Si conferma quindi l’importante ruolo di rilancio del settore giocato dagli sgravi. Aumentare di circa 1 miliardo di euro gli sgravi fiscali – si evidenzia nel rapporto – permetterebbe di ridurre il costo del lavoro e di creare una domanda aggiuntiva diretta e indiretta di circa 2 miliardi e 292 milioni di euro, con una ricaduta complessiva sul sistema economico di 3 miliardi e 513 milioni di euro. Questo produrrebbe, inoltre, sottolineano i consulenti del lavoro, un incremento di circa 15-18 mila unità nette di lavoro, di cui 10-12 mila direttamente nel settore delle costruzioni e il restante nei comparti collegati.

Per la ricerca dei consulenti del lavoro “la ripresa incompiuta dell’Italia può essere attribuita principalmente a investimenti insufficienti: la quota di Pil persa durante i nove anni di recessione economica è pari complessivamente a 8,1 punti percentuali e avrebbe incentivato la creazione di 1,2 milioni di posti di lavoro, con il conseguente abbattimento del tasso di disoccupazione. E a subire la contrazione più pesante, pari al 51,3%, sono gli investimenti per la realizzazione di nuove costruzioni, di opere pubbliche e di edilizia non residenziale privata”.

In particolare, secondo la ricerca, dal 2008 al 2017 la flessione degli investimenti (poco più di 71 miliardi di euro) è stata in gran parte causata da una riduzione di oltre 65 miliardi degli investimenti nel comparto costruzioni, che nel 2008 rappresentavano il 54,5% del totale e nel 2017 il 45,3%. A subire una severa flessione soprattutto i comparti delle nuove abitazioni, delle opere pubbliche e dell’edilizia non residenziale privata, mentre cresce la manutenzione straordinaria delle abitazioni.

È assai probabile, spiegano i professionisti, che il crollo dell’occupazione nell’edilizia sia stato almeno in parte determinato dall’analoga flessione degli investimenti in questo comparto.
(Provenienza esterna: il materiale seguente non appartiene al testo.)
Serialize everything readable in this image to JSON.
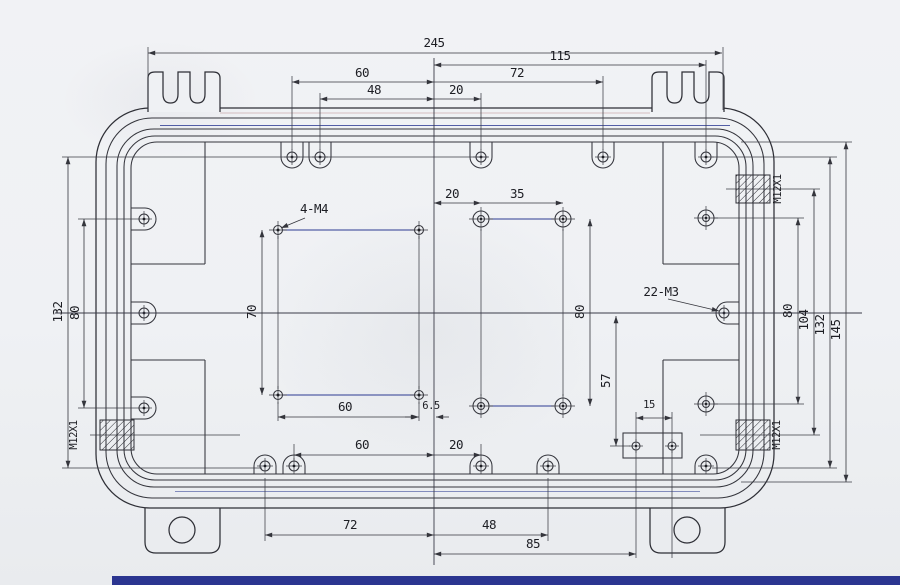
{
  "drawing": {
    "dim_top": {
      "overall": "245",
      "half_right": "115",
      "d60": "60",
      "d72": "72",
      "d48": "48",
      "d20": "20"
    },
    "dim_bottom": {
      "d60": "60",
      "d20": "20",
      "d72": "72",
      "d48": "48",
      "d85": "85"
    },
    "dim_left": {
      "d132": "132",
      "d80": "80"
    },
    "dim_right": {
      "d80": "80",
      "d104": "104",
      "d132": "132",
      "d145": "145"
    },
    "pattern_m4": {
      "label": "4-M4",
      "width": "60",
      "height": "70",
      "offset": "6.5"
    },
    "pattern_center": {
      "d20": "20",
      "d35": "35",
      "d80": "80"
    },
    "bracket": {
      "d57": "57",
      "d15": "15"
    },
    "notes": {
      "thread": "22-M3",
      "gland": "M12X1"
    }
  }
}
Secondo l’indagine, inoltre, gran parte della riduzione degli investimenti pubblici verificatasi tra il 2008 e il 2017 (-12,9 miliardi di euro) è stata determinata dalle costruzioni (-10,7 miliardi), in particolare dai fabbricati non residenziali e da altre opere pubbliche. Le flessioni maggiori si sono registrate nel Mezzogiorno, nei settori dell’ambiente, degli immobili e dei trasporti. La contrazione degli investimenti pubblici è riconducibile principalmente ai Comuni ai quali fa capo circa l’80% delle decisioni d’investimento. Sul significativo calo registrato nel 2016 potrebbero aver influito le difficoltà di adattamento al nuovo Codice degli appalti.
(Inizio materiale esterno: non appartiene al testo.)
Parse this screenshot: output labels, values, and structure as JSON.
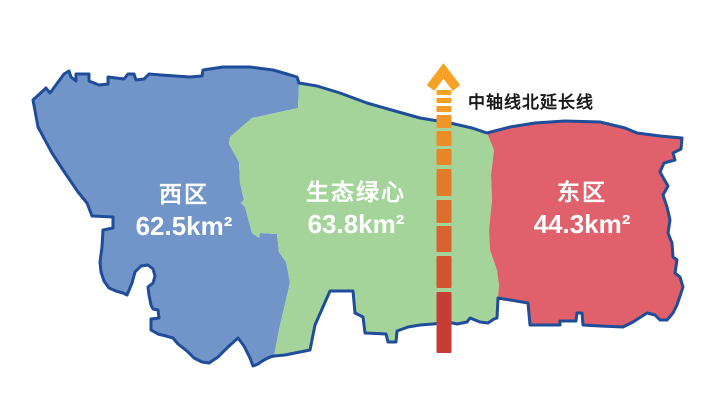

E per presidente della Fondazione Studi dei consulenti del lavoro, Rosario De Luca “investire in infrastrutture e ridurre il costo del lavoro sono le direttrici principali con cui fare ripartire l’economia italiana creando occupazione”. “L’esempio del Ponte Morandi ha drammaticamente sottolineato come il sistema delle infrastrutture viarie in Italia sia fermo da oltre 50 anni”, ha rimarcato De Luca.

“Sono rari gli esempi -ha continuato- sia di realizzazione di nuove costruzioni, sia di manutenzione ordinaria e straordinaria delle opere pubbliche esistenti. Riprendere ad investire in questo settore significherà far ripartire l’economia, fare il bene delle aziende, dei lavoratori e dei cittadini italiani, che finalmente potranno godere di un Paese più moderno e sicuro”.